ERROR 1970 ER_SUBPROCESS_TIMEOUT_ERROR: Subprocess timed out when creating a pipeline

Running into a bit of an issue when creating pipelines:

ERROR 1970 ER_SUBPROCESS_TIMEOUT_ERROR: Subprocess timed out. Truncated stderr:

Upon failure, the command.log on the aggregator says:

1958097856 2019-02-05 09:58:25.114  ERROR: write() system call (fd=11) failed with errno: 32 (Broken pipe)
1958097903 2019-02-05 09:58:25.114  ERROR: NotifyAndClose(): Failed writing back to the engine

Any ideas of what might be wrong?

Hello,

Can you share an example of how are you going to create a pipeline?

Thanks

Basically any create pipeline statement fails, including the one in the docs:

CREATE PIPELINE library
AS LOAD DATA S3 '<my bucket>'
CONFIG '{"region": "eu-west-1"}'
CREDENTIALS '{"aws_access_key_id": "<key>", "aws_secret_access_key": "<secret>"}'
INTO TABLE `test`
FIELDS TERMINATED BY ',';

We recently had to detach and re-attach some leaves, but before that, everything was working well. The error seems to be more on the OS side?

Hi,

Are you using an on-Prem MemSQL cluster or AWS MemSQL Cluster ?

Thanks

On-prem, centos-based.

Hi,

You are trying to create pipeline using the following command which will not work because the following command refers S3 bucket and AWS credentials.

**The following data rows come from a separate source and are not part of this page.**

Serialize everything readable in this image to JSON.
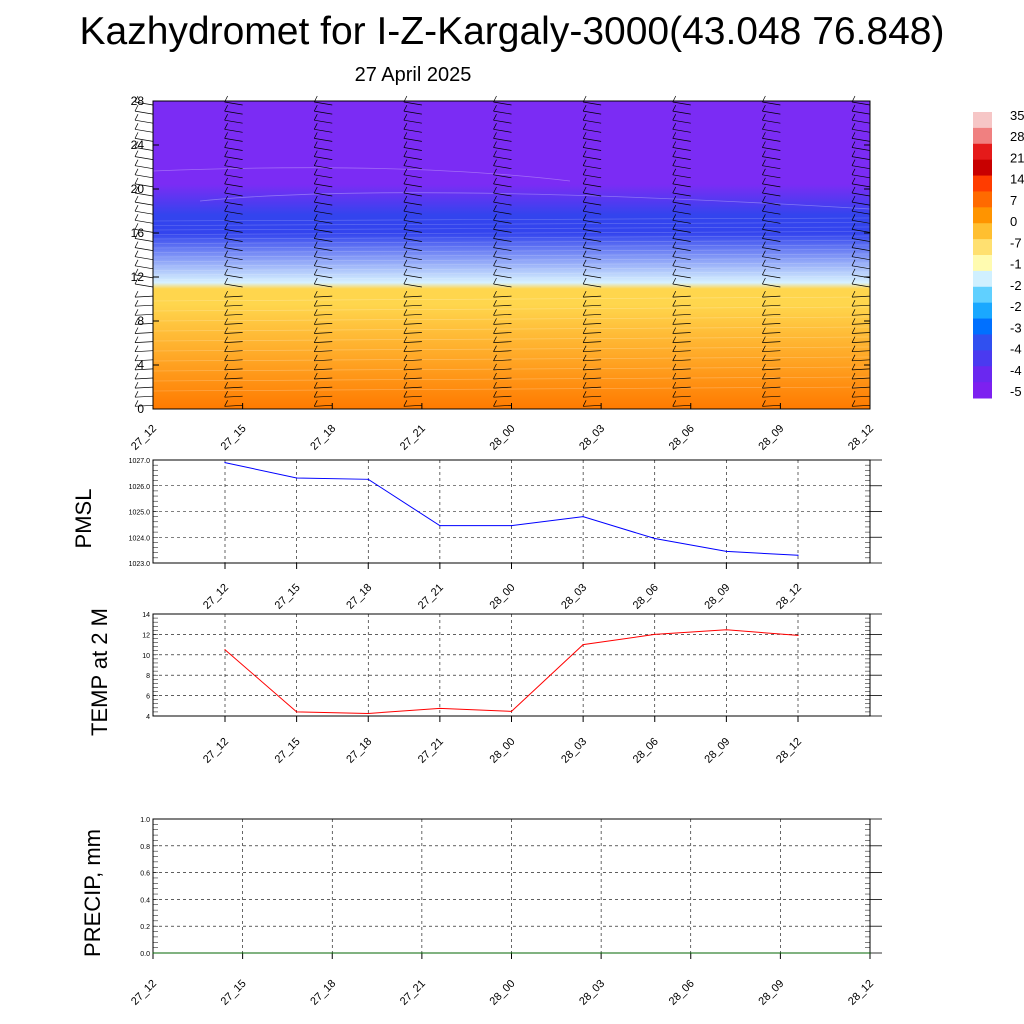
{
  "title": "Kazhydromet for I-Z-Kargaly-3000(43.048 76.848)",
  "subtitle": "27 April 2025",
  "chart_data": [
    {
      "type": "heatmap",
      "x_ticks": [
        "27_12",
        "27_15",
        "27_18",
        "27_21",
        "28_00",
        "28_03",
        "28_06",
        "28_09",
        "28_12"
      ],
      "y_ticks": [
        0,
        4,
        8,
        12,
        16,
        20,
        24,
        28
      ],
      "ylim": [
        0,
        28
      ],
      "colorbar_labels": [
        "35",
        "28",
        "21",
        "14",
        "7",
        "0",
        "-7",
        "-1",
        "-2",
        "-2",
        "-3",
        "-4",
        "-4",
        "-5"
      ],
      "colorbar_colors": [
        "#f6c6c6",
        "#f08080",
        "#e51a1a",
        "#c80000",
        "#ff3c00",
        "#ff6a00",
        "#ff9400",
        "#ffbf30",
        "#ffe070",
        "#fffbb0",
        "#d0f0ff",
        "#60d0ff",
        "#1aa8ff",
        "#0070ff",
        "#3050f0",
        "#4a3af0",
        "#6a28f0",
        "#7d20f0"
      ],
      "colors": {
        "band_top": "#7b2cf4",
        "band_blue": "#3344ee",
        "band_light": "#d8f2ff",
        "band_yellow": "#ffd64d",
        "band_orange": "#ff7a00"
      }
    },
    {
      "type": "line",
      "ylabel": "PMSL",
      "x": [
        "27_12",
        "27_15",
        "27_18",
        "27_21",
        "28_00",
        "28_03",
        "28_06",
        "28_09",
        "28_12"
      ],
      "series": [
        {
          "values": [
            1026.9,
            1026.3,
            1026.25,
            1024.45,
            1024.45,
            1024.8,
            1023.95,
            1023.45,
            1023.3
          ],
          "color": "#0000ff"
        }
      ],
      "ylim": [
        1023.0,
        1027.0
      ],
      "y_ticks": [
        "1023.0",
        "1024.0",
        "1025.0",
        "1026.0",
        "1027.0"
      ],
      "grid": true
    },
    {
      "type": "line",
      "ylabel": "TEMP at 2 M",
      "x": [
        "27_12",
        "27_15",
        "27_18",
        "27_21",
        "28_00",
        "28_03",
        "28_06",
        "28_09",
        "28_12"
      ],
      "series": [
        {
          "values": [
            10.5,
            4.4,
            4.25,
            4.75,
            4.45,
            11.0,
            12.0,
            12.45,
            11.9
          ],
          "color": "#ff0000"
        }
      ],
      "ylim": [
        4,
        14
      ],
      "y_ticks": [
        "4",
        "6",
        "8",
        "10",
        "12",
        "14"
      ],
      "grid": true
    },
    {
      "type": "line",
      "ylabel": "PRECIP, mm",
      "x": [
        "27_12",
        "27_15",
        "27_18",
        "27_21",
        "28_00",
        "28_03",
        "28_06",
        "28_09",
        "28_12"
      ],
      "series": [
        {
          "values": [
            0,
            0,
            0,
            0,
            0,
            0,
            0,
            0,
            0
          ],
          "color": "#006400"
        }
      ],
      "ylim": [
        0.0,
        1.0
      ],
      "y_ticks": [
        "0.0",
        "0.2",
        "0.4",
        "0.6",
        "0.8",
        "1.0"
      ],
      "grid": true
    }
  ]
}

CREATE PIPELINE library AS LOAD DATA S3 ‘<my bucket>’ CONFIG ‘{“region”: “eu-west-1”}’ CREDENTIALS ‘{“aws_access_key_id”: “<key>”, “aws_secret_access_key”: “<secret>”}’ INTO TABLE test FIELDS TERMINATED BY ‘,’;

Are you trying to create filesystem pipeline?

Thanks

No, I’m trying to create an S3 pipeline. This was working fine a couple of days ago, after which we detached/attached some leaves. The status for all nodes seems to be ok, but somehow, adding new pipelines no longer works.

Hi,

You cannot create S3 Pipeline on Prem. You need MemSQL cluster on AWS to create pipeline with S3.

Thanks

Clarification: I’m using S3 pipelines, but pointing to our on-prem ceph storage. This has worked without a hitch in the past.

E.g. this used to work just fine on-prem:

CREATE PIPELINE pipeline_test
AS LOAD DATA S3 '<bucket>'
CONFIG '{"endpoint_url": "<our ceph endpoint"}'
CREDENTIALS '{"aws_access_key_id": "<key>", "aws_secret_access_key": "<secret>"}'
MAX_PARTITIONS_PER_BATCH 1
REPLACE
INTO TABLE test
LINES TERMINATED BY '\n'

I also just tested running a cluster-in-a-box on my laptop and S3 pipelines (also AWS S3) work perfectly fine.

I’ll do a full reinstall tomorrow and report back.

Hi,

Let me double check on my side.

Thanks

Hey Max,

First of all, can we quickly confirm you are on 6.5 or later? If you are on an earlier version, it might be worth upgrading, since S3 pipelines have been significantly improved since then. If you can’t upgrade, you might have to bump pipelines_extractor_get_offsets_timeout_ms, but in 6.5 or later, this should not be necessary.

Otherwise, it could be a bonified a connectivity issue. Make sure the Master Aggregator can connect to your ceph node.

Did this work for anyone? I am seeing this suddenly come up in our 7.3 version out of the blue.